Paniqué, je me sauve, je cours. Je passe par en haut, petites rues cossues, silence (et le pas lourd, ferré, des poursuivants). Je ne lâche pas mes paquets. Je connais bien le coin, j’ai travaillé ici (je changeais les ampoules, je débouchais les cabinets) : petite porte des cuisines, bonjour surpris et amical : je laisse passer l’orage. Il y a cette grosse fille en sueur qui se rapproche ; elle me propose de l’accompagner au grenier "pour l’aider à étendre le linge" ; je sais aussi qu’il y a un débarras avec un matelas. J’ai le prétexte des paquets : on m’attend, je dois rentrer.
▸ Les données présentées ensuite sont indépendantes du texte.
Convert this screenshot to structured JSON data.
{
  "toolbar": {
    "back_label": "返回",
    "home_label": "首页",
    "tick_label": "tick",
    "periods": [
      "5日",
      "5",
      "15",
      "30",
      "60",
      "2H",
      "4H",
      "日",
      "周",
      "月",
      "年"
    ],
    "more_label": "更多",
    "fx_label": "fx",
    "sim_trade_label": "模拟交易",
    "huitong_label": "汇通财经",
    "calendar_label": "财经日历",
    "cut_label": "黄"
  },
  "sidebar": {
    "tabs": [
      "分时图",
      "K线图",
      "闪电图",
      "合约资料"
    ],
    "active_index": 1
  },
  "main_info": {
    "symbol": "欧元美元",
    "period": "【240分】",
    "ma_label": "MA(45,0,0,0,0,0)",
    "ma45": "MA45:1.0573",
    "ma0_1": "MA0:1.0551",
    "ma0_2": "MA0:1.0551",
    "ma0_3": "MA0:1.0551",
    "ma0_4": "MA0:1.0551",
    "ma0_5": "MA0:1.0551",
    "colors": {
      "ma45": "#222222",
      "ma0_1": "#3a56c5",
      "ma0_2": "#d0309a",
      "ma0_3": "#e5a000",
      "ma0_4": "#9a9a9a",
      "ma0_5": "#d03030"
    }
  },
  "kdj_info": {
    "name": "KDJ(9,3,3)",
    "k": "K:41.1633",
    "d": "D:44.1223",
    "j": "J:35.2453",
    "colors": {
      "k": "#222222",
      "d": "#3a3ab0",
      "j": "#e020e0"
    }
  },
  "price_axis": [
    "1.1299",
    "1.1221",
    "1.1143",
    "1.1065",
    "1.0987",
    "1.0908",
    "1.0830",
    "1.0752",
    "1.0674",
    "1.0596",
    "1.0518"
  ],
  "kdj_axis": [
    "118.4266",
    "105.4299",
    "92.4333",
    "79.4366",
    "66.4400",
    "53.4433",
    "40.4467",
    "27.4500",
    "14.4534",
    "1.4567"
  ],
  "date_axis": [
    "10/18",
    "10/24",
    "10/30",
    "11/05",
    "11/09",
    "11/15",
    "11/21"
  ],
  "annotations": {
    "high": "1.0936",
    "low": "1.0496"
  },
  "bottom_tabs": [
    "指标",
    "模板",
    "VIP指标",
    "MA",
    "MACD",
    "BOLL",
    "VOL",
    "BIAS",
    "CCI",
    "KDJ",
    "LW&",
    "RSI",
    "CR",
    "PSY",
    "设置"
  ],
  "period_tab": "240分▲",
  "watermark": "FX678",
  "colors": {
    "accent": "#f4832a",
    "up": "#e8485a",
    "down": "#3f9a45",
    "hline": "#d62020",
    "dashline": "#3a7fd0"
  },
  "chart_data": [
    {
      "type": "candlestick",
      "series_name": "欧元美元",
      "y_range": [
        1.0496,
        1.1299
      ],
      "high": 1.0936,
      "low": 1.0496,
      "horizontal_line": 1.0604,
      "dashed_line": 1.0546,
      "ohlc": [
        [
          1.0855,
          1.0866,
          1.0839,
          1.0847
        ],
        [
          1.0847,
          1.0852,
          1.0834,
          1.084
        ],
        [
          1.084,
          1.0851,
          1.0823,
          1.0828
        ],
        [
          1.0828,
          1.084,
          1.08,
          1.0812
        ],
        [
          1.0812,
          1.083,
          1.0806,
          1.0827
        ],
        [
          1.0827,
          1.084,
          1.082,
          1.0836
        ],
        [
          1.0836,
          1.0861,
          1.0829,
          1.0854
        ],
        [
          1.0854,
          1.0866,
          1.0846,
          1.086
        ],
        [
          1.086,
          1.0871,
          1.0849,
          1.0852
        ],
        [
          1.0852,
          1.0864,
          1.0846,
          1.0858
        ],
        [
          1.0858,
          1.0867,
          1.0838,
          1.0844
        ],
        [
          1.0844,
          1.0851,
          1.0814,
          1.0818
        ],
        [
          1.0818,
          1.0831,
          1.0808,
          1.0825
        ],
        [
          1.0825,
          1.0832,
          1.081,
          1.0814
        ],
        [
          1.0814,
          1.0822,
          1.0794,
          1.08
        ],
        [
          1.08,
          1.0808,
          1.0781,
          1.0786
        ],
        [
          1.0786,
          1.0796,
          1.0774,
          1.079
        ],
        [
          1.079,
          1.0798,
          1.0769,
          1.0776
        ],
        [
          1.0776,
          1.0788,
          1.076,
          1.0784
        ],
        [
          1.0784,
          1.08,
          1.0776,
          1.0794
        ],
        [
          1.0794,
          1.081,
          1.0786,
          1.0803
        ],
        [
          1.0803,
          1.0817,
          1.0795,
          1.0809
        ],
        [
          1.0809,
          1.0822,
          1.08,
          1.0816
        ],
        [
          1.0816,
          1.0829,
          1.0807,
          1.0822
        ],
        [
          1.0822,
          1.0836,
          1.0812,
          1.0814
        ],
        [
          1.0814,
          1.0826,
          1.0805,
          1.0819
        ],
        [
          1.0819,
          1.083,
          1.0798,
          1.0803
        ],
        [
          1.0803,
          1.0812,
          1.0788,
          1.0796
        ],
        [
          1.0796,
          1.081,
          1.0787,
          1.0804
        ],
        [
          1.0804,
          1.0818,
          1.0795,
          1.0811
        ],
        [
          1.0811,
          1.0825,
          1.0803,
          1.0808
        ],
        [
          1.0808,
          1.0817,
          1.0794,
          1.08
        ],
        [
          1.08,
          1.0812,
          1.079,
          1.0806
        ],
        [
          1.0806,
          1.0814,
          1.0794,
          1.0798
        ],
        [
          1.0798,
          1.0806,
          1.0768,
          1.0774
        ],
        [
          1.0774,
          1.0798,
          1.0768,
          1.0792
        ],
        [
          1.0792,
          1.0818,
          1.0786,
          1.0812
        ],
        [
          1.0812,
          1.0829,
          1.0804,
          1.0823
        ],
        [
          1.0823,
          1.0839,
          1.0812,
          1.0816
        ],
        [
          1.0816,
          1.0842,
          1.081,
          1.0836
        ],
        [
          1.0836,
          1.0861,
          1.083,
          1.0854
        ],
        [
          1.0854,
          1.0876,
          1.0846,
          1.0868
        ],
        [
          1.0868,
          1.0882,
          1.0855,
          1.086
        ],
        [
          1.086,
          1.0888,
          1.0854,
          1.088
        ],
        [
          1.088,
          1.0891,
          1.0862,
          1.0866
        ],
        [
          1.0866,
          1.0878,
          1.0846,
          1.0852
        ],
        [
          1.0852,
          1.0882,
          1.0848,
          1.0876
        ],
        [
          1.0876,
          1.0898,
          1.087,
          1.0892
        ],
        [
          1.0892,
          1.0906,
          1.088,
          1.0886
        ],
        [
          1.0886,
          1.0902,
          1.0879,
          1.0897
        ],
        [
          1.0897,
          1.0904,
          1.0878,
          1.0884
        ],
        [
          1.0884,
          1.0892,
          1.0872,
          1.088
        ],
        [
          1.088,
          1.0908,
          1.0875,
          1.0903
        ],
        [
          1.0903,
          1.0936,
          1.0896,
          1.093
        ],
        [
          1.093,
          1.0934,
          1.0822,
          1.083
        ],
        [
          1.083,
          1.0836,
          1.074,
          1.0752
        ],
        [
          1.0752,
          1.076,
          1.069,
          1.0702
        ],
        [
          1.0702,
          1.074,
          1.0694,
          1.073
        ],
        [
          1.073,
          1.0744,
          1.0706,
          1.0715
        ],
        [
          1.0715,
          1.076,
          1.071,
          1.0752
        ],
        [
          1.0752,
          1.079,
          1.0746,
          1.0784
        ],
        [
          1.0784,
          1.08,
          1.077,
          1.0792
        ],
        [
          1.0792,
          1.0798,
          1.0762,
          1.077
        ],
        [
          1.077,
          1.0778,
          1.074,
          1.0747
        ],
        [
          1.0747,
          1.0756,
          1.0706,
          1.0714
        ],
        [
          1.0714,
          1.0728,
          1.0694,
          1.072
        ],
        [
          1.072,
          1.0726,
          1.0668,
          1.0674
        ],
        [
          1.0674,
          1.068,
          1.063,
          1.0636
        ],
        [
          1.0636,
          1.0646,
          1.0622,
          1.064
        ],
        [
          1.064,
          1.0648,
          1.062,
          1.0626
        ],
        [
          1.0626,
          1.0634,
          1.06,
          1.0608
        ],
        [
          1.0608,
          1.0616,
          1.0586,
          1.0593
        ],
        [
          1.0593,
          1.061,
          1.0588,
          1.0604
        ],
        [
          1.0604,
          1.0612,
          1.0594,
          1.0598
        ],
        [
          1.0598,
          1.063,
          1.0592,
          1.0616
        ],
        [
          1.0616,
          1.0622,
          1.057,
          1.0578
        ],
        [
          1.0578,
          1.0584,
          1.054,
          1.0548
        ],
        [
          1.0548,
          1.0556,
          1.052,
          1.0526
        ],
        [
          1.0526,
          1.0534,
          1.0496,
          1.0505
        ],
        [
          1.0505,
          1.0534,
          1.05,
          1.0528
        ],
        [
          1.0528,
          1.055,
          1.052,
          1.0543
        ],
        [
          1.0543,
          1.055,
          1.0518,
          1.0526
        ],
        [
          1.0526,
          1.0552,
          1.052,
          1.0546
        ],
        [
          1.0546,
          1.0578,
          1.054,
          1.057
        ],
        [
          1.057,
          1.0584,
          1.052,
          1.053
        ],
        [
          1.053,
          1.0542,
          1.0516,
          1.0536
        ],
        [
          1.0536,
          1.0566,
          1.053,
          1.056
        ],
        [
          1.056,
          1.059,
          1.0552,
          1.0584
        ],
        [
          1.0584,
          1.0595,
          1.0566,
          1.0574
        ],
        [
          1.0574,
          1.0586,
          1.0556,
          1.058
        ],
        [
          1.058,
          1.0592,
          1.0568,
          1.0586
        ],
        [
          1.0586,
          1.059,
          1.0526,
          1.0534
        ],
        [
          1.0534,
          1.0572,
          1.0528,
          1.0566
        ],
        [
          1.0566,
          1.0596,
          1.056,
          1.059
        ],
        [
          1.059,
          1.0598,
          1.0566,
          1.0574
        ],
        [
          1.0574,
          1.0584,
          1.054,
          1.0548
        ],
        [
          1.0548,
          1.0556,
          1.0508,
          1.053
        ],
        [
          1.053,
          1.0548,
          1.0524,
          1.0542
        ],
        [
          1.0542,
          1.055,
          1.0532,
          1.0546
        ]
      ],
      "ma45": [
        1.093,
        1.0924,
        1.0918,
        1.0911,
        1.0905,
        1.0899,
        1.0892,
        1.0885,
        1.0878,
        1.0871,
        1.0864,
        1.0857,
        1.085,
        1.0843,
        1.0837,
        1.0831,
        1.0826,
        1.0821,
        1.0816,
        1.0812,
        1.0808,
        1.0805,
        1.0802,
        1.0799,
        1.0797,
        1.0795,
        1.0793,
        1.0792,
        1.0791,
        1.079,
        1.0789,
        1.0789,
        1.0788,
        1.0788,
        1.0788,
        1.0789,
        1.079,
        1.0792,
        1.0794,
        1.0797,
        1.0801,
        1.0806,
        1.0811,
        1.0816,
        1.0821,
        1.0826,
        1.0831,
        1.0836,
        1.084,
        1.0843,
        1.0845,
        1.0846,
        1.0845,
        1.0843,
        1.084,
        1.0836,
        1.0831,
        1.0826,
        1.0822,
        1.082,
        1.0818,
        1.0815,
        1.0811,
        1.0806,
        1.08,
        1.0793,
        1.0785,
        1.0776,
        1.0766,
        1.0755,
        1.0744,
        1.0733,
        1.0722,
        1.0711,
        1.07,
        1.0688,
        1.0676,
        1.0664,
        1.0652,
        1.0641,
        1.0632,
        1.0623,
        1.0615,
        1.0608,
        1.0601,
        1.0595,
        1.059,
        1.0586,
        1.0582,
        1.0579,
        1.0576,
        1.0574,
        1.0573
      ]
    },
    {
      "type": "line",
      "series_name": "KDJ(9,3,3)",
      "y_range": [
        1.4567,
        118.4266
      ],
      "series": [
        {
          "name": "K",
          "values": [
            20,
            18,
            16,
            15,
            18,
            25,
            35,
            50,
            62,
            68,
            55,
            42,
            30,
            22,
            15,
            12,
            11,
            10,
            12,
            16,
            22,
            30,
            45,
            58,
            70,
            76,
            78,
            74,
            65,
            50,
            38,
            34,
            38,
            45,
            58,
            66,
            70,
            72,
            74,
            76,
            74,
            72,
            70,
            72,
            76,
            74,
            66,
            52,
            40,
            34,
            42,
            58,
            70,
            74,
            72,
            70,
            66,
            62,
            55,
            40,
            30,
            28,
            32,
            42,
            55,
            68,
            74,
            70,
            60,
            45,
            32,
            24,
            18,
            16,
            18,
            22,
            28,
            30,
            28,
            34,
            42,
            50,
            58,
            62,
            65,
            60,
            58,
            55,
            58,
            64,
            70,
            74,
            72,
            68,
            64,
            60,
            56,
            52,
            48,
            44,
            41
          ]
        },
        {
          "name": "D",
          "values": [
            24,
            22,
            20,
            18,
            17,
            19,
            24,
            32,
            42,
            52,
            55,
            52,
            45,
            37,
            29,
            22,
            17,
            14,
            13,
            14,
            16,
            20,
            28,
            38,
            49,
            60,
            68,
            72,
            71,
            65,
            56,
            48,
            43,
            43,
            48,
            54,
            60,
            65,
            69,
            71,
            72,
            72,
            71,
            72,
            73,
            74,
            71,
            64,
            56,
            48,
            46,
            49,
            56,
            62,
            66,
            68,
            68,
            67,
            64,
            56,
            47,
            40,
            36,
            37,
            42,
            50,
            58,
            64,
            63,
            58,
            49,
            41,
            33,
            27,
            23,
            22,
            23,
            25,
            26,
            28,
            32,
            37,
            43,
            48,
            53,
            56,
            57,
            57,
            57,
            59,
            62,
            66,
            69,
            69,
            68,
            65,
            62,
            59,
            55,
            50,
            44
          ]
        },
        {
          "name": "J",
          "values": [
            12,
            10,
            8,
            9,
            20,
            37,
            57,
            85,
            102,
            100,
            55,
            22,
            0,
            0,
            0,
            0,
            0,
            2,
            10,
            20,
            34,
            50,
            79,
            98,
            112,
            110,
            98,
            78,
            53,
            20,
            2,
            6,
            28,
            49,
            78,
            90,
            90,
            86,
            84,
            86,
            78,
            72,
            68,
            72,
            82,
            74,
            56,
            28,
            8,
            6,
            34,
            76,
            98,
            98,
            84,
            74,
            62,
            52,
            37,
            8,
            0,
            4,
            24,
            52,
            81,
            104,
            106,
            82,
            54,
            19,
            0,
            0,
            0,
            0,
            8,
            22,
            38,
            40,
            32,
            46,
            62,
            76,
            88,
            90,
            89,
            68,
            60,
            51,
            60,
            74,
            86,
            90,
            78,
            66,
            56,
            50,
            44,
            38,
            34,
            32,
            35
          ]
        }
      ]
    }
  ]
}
Je m’en vais après avoir traîné un peu, échangé quelques mots avec les pensionnaires (ah, vous revoilà?).

Je reviens par la petite rue longée par un haut mur au sommet duquel sont juchés des gamins malveillants. Vent frais, bruissement des arbustes, poireaux dans les jardins.

Je reviens, chargé de victuailles! Victoire, victoire! Je grimpe, m’essouffle, pousse la porte du pied, m’énerve à chercher les clés de la seconde porte : on m’ouvre! La princesse est encore là, rayonnante, avec sa robe de mariée, des perles, des bracelets qui tintent. Sa tête a encore grossi, elle m’aime. Son sourire emplit toute la pièce. Puis elle prononce quelques mots, sa bouche s’avance encore, dents parfaites, langue tapie ; je pose mes paquets, j’enlève mes habits et vais chercher le petit escabeau. Yeux mi-clos, elle m’attend. Elle est réellement merveilleuse. J’approche l’escabeau, je grimpe, je plonge — elle referme la bouche.